しかし、NISA口座で発生してしまった損失については、この損益の繰越控除ができません。

これが少額投資非課税制度NISAを使うデメリットです。

少額投資非課税制度NISAはこんな人におすすめ

少額投資非課税制度NISAには、「損益通算と損失の繰越控除ができない」というデメリットがあるため、次のような条件が揃った時に、NISA口座で発生した損失を計上することができないため、通常よりも多くの税金を支払わなければなりません。

  • NISA口座で損失を出す
  • 通常口座で利益を出す

そのため、ハイリスクハイリターンの銘柄や1年のうちに何度も売り買いを繰り返す短期投資には向いていません。

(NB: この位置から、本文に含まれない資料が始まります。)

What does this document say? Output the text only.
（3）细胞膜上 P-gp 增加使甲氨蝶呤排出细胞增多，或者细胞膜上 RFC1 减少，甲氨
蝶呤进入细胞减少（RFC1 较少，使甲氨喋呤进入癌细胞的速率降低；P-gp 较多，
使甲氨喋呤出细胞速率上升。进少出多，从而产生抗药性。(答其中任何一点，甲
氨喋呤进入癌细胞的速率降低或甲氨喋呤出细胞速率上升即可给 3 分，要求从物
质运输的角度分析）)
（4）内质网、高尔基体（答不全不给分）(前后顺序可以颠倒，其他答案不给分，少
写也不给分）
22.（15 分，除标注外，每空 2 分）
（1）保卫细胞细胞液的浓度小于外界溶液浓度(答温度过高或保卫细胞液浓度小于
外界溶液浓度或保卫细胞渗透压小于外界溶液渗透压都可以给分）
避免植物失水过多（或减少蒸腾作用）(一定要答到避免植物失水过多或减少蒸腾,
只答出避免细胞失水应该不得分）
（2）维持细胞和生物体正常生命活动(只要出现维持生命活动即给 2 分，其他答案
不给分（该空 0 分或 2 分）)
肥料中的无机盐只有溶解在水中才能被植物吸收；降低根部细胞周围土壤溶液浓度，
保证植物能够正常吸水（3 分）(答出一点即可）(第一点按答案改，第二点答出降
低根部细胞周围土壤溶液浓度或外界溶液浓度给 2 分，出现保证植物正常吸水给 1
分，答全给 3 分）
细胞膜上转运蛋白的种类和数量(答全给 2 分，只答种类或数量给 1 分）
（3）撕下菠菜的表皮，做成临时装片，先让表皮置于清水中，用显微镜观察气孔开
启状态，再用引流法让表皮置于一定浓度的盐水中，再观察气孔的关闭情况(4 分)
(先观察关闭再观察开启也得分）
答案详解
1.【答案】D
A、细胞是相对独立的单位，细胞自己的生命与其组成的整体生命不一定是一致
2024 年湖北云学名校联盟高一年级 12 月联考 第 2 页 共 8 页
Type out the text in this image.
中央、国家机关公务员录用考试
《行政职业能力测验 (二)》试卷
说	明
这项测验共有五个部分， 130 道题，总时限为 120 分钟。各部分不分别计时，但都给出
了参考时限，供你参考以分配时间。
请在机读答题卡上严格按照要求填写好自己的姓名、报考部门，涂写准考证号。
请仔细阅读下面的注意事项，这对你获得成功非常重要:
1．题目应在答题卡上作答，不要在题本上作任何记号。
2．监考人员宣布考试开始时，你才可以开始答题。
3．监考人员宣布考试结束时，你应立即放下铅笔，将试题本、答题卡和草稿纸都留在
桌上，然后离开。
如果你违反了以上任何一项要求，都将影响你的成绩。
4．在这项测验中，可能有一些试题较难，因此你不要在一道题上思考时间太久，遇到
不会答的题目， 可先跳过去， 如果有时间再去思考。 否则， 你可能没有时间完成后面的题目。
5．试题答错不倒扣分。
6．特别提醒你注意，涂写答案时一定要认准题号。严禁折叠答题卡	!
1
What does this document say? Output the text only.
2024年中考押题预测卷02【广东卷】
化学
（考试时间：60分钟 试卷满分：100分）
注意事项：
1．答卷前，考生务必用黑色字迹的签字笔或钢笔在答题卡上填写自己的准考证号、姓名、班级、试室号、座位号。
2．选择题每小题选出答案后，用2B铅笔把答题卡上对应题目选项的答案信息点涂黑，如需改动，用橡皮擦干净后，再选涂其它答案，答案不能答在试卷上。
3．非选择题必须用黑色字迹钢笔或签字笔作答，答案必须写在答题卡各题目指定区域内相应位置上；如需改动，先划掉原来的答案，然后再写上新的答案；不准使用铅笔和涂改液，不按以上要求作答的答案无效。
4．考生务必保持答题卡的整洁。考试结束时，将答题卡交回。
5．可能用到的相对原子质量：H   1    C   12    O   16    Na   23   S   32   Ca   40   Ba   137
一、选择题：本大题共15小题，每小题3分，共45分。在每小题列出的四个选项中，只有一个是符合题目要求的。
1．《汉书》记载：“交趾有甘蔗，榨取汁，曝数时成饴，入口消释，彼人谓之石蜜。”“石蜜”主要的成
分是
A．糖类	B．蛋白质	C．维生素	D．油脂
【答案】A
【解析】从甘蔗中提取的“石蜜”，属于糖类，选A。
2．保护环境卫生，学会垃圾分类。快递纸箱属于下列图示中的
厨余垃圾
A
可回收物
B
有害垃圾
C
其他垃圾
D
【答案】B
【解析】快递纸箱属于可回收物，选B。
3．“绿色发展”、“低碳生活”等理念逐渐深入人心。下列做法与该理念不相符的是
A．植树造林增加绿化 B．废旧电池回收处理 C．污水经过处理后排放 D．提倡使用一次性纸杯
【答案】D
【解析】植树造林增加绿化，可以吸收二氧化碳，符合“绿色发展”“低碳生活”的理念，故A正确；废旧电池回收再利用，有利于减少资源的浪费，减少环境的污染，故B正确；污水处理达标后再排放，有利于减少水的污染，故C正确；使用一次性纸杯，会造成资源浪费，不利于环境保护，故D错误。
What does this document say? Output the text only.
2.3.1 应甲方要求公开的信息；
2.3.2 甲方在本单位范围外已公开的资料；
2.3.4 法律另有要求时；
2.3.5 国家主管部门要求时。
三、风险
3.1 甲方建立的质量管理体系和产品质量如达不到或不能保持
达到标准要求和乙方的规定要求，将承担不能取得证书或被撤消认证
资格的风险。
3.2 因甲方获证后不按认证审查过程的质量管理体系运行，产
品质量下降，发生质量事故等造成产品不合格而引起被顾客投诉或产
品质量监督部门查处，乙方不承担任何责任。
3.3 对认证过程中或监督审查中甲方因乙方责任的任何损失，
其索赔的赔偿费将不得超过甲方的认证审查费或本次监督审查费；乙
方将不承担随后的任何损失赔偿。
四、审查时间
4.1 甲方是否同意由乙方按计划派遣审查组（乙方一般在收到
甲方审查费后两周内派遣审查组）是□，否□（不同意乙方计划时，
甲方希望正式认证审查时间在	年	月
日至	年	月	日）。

むしろNISA口座の特性を活かした上で、毎年値上がりは少なくても着実に成長していくことが見込めるミドルリスクミドルリターンの銘柄や1年単位の中長期投資にNISA口座の非課税枠を使うのがおすすめです。

短期投資やハイリスクハイリターンの銘柄などは、主にプロトレーダー向けの投資です。

それを考えると、少額投資非課税制度NISAは、会社員のように中長期投資を前提に、将来の備えの一つとして投資を行っている方に最もおすすめの節税方法だと言えるでしょう。

もし会社員で株式投資を行っているのであれば、またこれから行っていこうと考えているのであれば、NISA口座の活用もぜひ考えてみましょう。